La finitura dei dettagli più piccoli
Disponibile sia in acciaio che in oro rosso 18K, la cassa è rifinita interamente a mano. Le superfici lucidate, satinate e micro-sabbiate vengono eseguite successivamente su un orologio già assemblato, ogni area è accuratamente protetta prima di lavorare sulla successiva. Anche le incisioni non sono affidate solo al laser. Sono lavorate con una fresatrice meccanica per ottenere la profondità, la nitidezza e la qualità della finitura richieste dalla Manifattura.

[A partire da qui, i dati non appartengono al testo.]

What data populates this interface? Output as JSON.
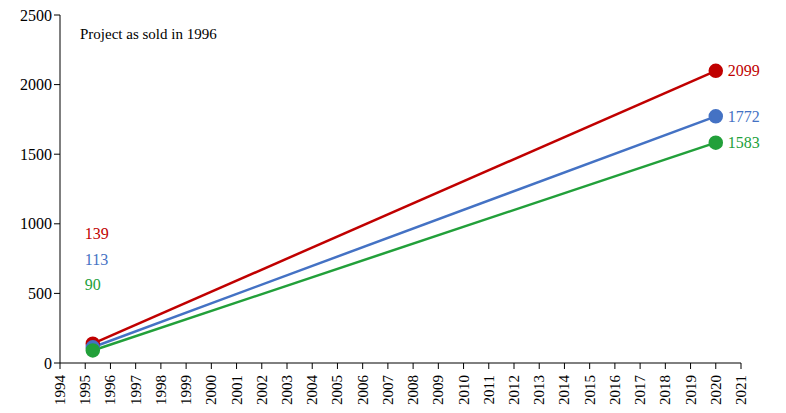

Blancpain Lady B ci ricorda che nell'orologeria la complessità non risiede solo nelle complicazioni.
Il cuore di Blancpain Lady B
Il Calibro di Manifattura 615 che anima il Blancpain Lady B misura 15,70 mm di diametro e 3,90 mm di spessore. Batte a 3Hz, ovvero 21.660 alternanze all’ora. Riunisce 180 componenti, 29 rubini e una riserva di marcia di 38 ore. I suoi ponti sono decorati con Côtes de Genève. La geometria del fondello è stata interamente progettata per accompagnare la traiettoria specifica della massa oscillante. Nato nel 1995, il calibro 615 ha continuato ad evolversi da allora, incorporando progressi, come la spirale in silicio, man mano che veniva sviluppato. Questa continua evoluzione lo ha reso un movimento testato e riconosciuto per la sua affidabilità e robustezza.

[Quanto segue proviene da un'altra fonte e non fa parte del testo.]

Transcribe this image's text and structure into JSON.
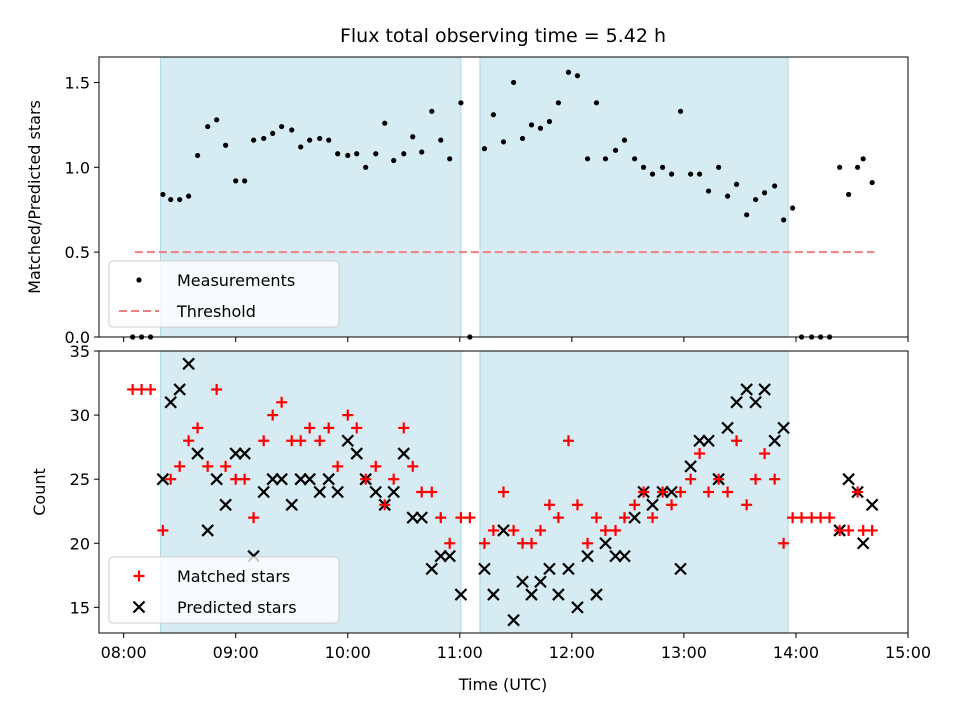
{
  "chart_data": [
    {
      "type": "scatter",
      "title": "Flux total observing time = 5.42 h",
      "xlabel": "",
      "ylabel": "Matched/Predicted stars",
      "xlim": [
        7.78,
        15.0
      ],
      "ylim": [
        0.0,
        1.65
      ],
      "yticks": [
        0.0,
        0.5,
        1.0,
        1.5
      ],
      "ytick_labels": [
        "0.0",
        "0.5",
        "1.0",
        "1.5"
      ],
      "observing_windows": [
        [
          8.33,
          11.01
        ],
        [
          11.18,
          13.93
        ]
      ],
      "legend": {
        "location": "lower-left",
        "entries": [
          "Measurements",
          "Threshold"
        ]
      },
      "threshold": {
        "name": "Threshold",
        "y": 0.5,
        "x_range": [
          8.1,
          14.7
        ],
        "color": "#f08080"
      },
      "series": [
        {
          "name": "Measurements",
          "color": "#000000",
          "x": [
            8.08,
            8.16,
            8.24,
            8.35,
            8.42,
            8.5,
            8.58,
            8.66,
            8.75,
            8.83,
            8.91,
            9.0,
            9.08,
            9.16,
            9.25,
            9.33,
            9.41,
            9.5,
            9.58,
            9.66,
            9.75,
            9.83,
            9.91,
            10.0,
            10.08,
            10.16,
            10.25,
            10.33,
            10.41,
            10.5,
            10.58,
            10.66,
            10.75,
            10.83,
            10.91,
            11.01,
            11.09,
            11.22,
            11.3,
            11.39,
            11.48,
            11.56,
            11.64,
            11.72,
            11.8,
            11.88,
            11.97,
            12.05,
            12.14,
            12.22,
            12.3,
            12.39,
            12.47,
            12.56,
            12.64,
            12.72,
            12.81,
            12.89,
            12.97,
            13.06,
            13.14,
            13.22,
            13.31,
            13.39,
            13.47,
            13.56,
            13.64,
            13.72,
            13.81,
            13.89,
            13.97,
            14.05,
            14.14,
            14.22,
            14.3,
            14.39,
            14.47,
            14.55,
            14.6,
            14.68
          ],
          "values": [
            0.0,
            0.0,
            0.0,
            0.84,
            0.81,
            0.81,
            0.83,
            1.07,
            1.24,
            1.28,
            1.13,
            0.92,
            0.92,
            1.16,
            1.17,
            1.2,
            1.24,
            1.22,
            1.12,
            1.16,
            1.17,
            1.16,
            1.08,
            1.07,
            1.08,
            1.0,
            1.08,
            1.26,
            1.04,
            1.08,
            1.18,
            1.09,
            1.33,
            1.16,
            1.05,
            1.38,
            0.0,
            1.11,
            1.31,
            1.15,
            1.5,
            1.17,
            1.25,
            1.23,
            1.27,
            1.38,
            1.56,
            1.54,
            1.05,
            1.38,
            1.05,
            1.1,
            1.16,
            1.05,
            1.0,
            0.96,
            1.0,
            0.96,
            1.33,
            0.96,
            0.96,
            0.86,
            1.0,
            0.83,
            0.9,
            0.72,
            0.81,
            0.85,
            0.89,
            0.69,
            0.76,
            0.0,
            0.0,
            0.0,
            0.0,
            1.0,
            0.84,
            1.0,
            1.05,
            0.91
          ]
        }
      ]
    },
    {
      "type": "scatter",
      "title": "",
      "xlabel": "Time (UTC)",
      "ylabel": "Count",
      "xlim": [
        7.78,
        15.0
      ],
      "ylim": [
        13,
        35
      ],
      "yticks": [
        15,
        20,
        25,
        30,
        35
      ],
      "ytick_labels": [
        "15",
        "20",
        "25",
        "30",
        "35"
      ],
      "xticks": [
        8,
        9,
        10,
        11,
        12,
        13,
        14,
        15
      ],
      "xtick_labels": [
        "08:00",
        "09:00",
        "10:00",
        "11:00",
        "12:00",
        "13:00",
        "14:00",
        "15:00"
      ],
      "observing_windows": [
        [
          8.33,
          11.01
        ],
        [
          11.18,
          13.93
        ]
      ],
      "legend": {
        "location": "lower-left",
        "entries": [
          "Matched stars",
          "Predicted stars"
        ]
      },
      "series": [
        {
          "name": "Matched stars",
          "marker": "plus",
          "color": "#ff0000",
          "x": [
            8.08,
            8.16,
            8.24,
            8.35,
            8.42,
            8.5,
            8.58,
            8.66,
            8.75,
            8.83,
            8.91,
            9.0,
            9.08,
            9.16,
            9.25,
            9.33,
            9.41,
            9.5,
            9.58,
            9.66,
            9.75,
            9.83,
            9.91,
            10.0,
            10.08,
            10.16,
            10.25,
            10.33,
            10.41,
            10.5,
            10.58,
            10.66,
            10.75,
            10.83,
            10.91,
            11.01,
            11.09,
            11.22,
            11.3,
            11.39,
            11.48,
            11.56,
            11.64,
            11.72,
            11.8,
            11.88,
            11.97,
            12.05,
            12.14,
            12.22,
            12.3,
            12.39,
            12.47,
            12.56,
            12.64,
            12.72,
            12.81,
            12.89,
            12.97,
            13.06,
            13.14,
            13.22,
            13.31,
            13.39,
            13.47,
            13.56,
            13.64,
            13.72,
            13.81,
            13.89,
            13.97,
            14.05,
            14.14,
            14.22,
            14.3,
            14.39,
            14.47,
            14.55,
            14.6,
            14.68
          ],
          "values": [
            32,
            32,
            32,
            21,
            25,
            26,
            28,
            29,
            26,
            32,
            26,
            25,
            25,
            22,
            28,
            30,
            31,
            28,
            28,
            29,
            28,
            29,
            26,
            30,
            29,
            25,
            26,
            23,
            25,
            29,
            26,
            24,
            24,
            22,
            20,
            22,
            22,
            20,
            21,
            24,
            21,
            20,
            20,
            21,
            23,
            22,
            28,
            23,
            20,
            22,
            21,
            21,
            22,
            23,
            24,
            22,
            24,
            23,
            24,
            25,
            27,
            24,
            25,
            24,
            28,
            23,
            25,
            27,
            25,
            20,
            22,
            22,
            22,
            22,
            22,
            21,
            21,
            24,
            21,
            21
          ]
        },
        {
          "name": "Predicted stars",
          "marker": "x",
          "color": "#000000",
          "x": [
            8.35,
            8.42,
            8.5,
            8.58,
            8.66,
            8.75,
            8.83,
            8.91,
            9.0,
            9.08,
            9.16,
            9.25,
            9.33,
            9.41,
            9.5,
            9.58,
            9.66,
            9.75,
            9.83,
            9.91,
            10.0,
            10.08,
            10.16,
            10.25,
            10.33,
            10.41,
            10.5,
            10.58,
            10.66,
            10.75,
            10.83,
            10.91,
            11.01,
            11.22,
            11.3,
            11.39,
            11.48,
            11.56,
            11.64,
            11.72,
            11.8,
            11.88,
            11.97,
            12.05,
            12.14,
            12.22,
            12.3,
            12.39,
            12.47,
            12.56,
            12.64,
            12.72,
            12.81,
            12.89,
            12.97,
            13.06,
            13.14,
            13.22,
            13.31,
            13.39,
            13.47,
            13.56,
            13.64,
            13.72,
            13.81,
            13.89,
            14.39,
            14.47,
            14.55,
            14.6,
            14.68
          ],
          "values": [
            25,
            31,
            32,
            34,
            27,
            21,
            25,
            23,
            27,
            27,
            19,
            24,
            25,
            25,
            23,
            25,
            25,
            24,
            25,
            24,
            28,
            27,
            25,
            24,
            23,
            24,
            27,
            22,
            22,
            18,
            19,
            19,
            16,
            18,
            16,
            21,
            14,
            17,
            16,
            17,
            18,
            16,
            18,
            15,
            19,
            16,
            20,
            19,
            19,
            22,
            24,
            23,
            24,
            24,
            18,
            26,
            28,
            28,
            25,
            29,
            31,
            32,
            31,
            32,
            28,
            29,
            21,
            25,
            24,
            20,
            23
          ]
        }
      ]
    }
  ]
}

Un orologio che può essere indossato come un gioiello
Ogni Blancpain Lady B è proposto con un bracciale doppio giro in vitello, disponibile in sette colori: bianco, beige, moka, bordeaux, blu, rosso corallo e viola. Chiuso da una fibbia ad ardiglione, si avvolge naturalmente al polso e trasforma Blancpain Lady B in un vero gioiello. Accompagna un tailleur, scompare sotto il polsino di una camicia bianca, dialoga con una collezione di braccialetti e anelli o si esprime da solo. Lady B è disponibile in acciaio e oro rosso 18K.
B come Bubble-form
A metà degli anni '50, il mondo guardava al futuro con una fiducia quasi ingenua nel progresso. Era l'atomic age, presto estesa dall'era spaziale: un periodo in cui scienza, tecnologia e ottimismo trasformano profondamente la cultura visiva. Architettura, design industriale, automotive e moda si reinventano. Le linee rette svaniscono a favore di forme organiche. È in questo universo creativo che nasce il Ladybird Bullet. Blancpain Lady B oggi reinterpretata rivitalizza lo spirito degli anni '50 attraverso la sua cassa sferica, erede di questo linguaggio biomorfico degli anni '50
R52/R55, il più piccolo movimento tondo al mondo
L'ambizione di Blancpain dietro il Ladybird Bullet del 1956 era assoluta fin dall'inizio: creare il più piccolo movimento meccanico rotondo al mondo. Il risultato è un'impresa di miniaturizzazione. Con un diametro di soli 11,85 millimetri, il calibro originale Ladybird combina una straordinaria dimensione ridotta con una grande robustezza, grazie a due innovazioni chiave. La prima è l'aggiunta di una quinta ruota al “rouage”. Un movimento meccanico convenzionale ne ha quattro, dal bariletto fino alla ruota dei secondi. La soluzione di Fiechter è di aggiungerne una supplementare, controllando la forza che arriva allo scappamento e riducendo le dimensioni complessive del calibro. La seconda è l'inclusione di una protezione antichoc per il bilanciere - elemento che la maggior parte dei movimenti molto piccoli ha omesso, a scapito della loro solidità. Blancpain trova un modo per adattare queste protezioni alle micro-dimensioni del calibro Ladybird, producendo un movimento sorprendentemente piccolo – appena grande quanto la punta del mignolo – ma veramente robusto.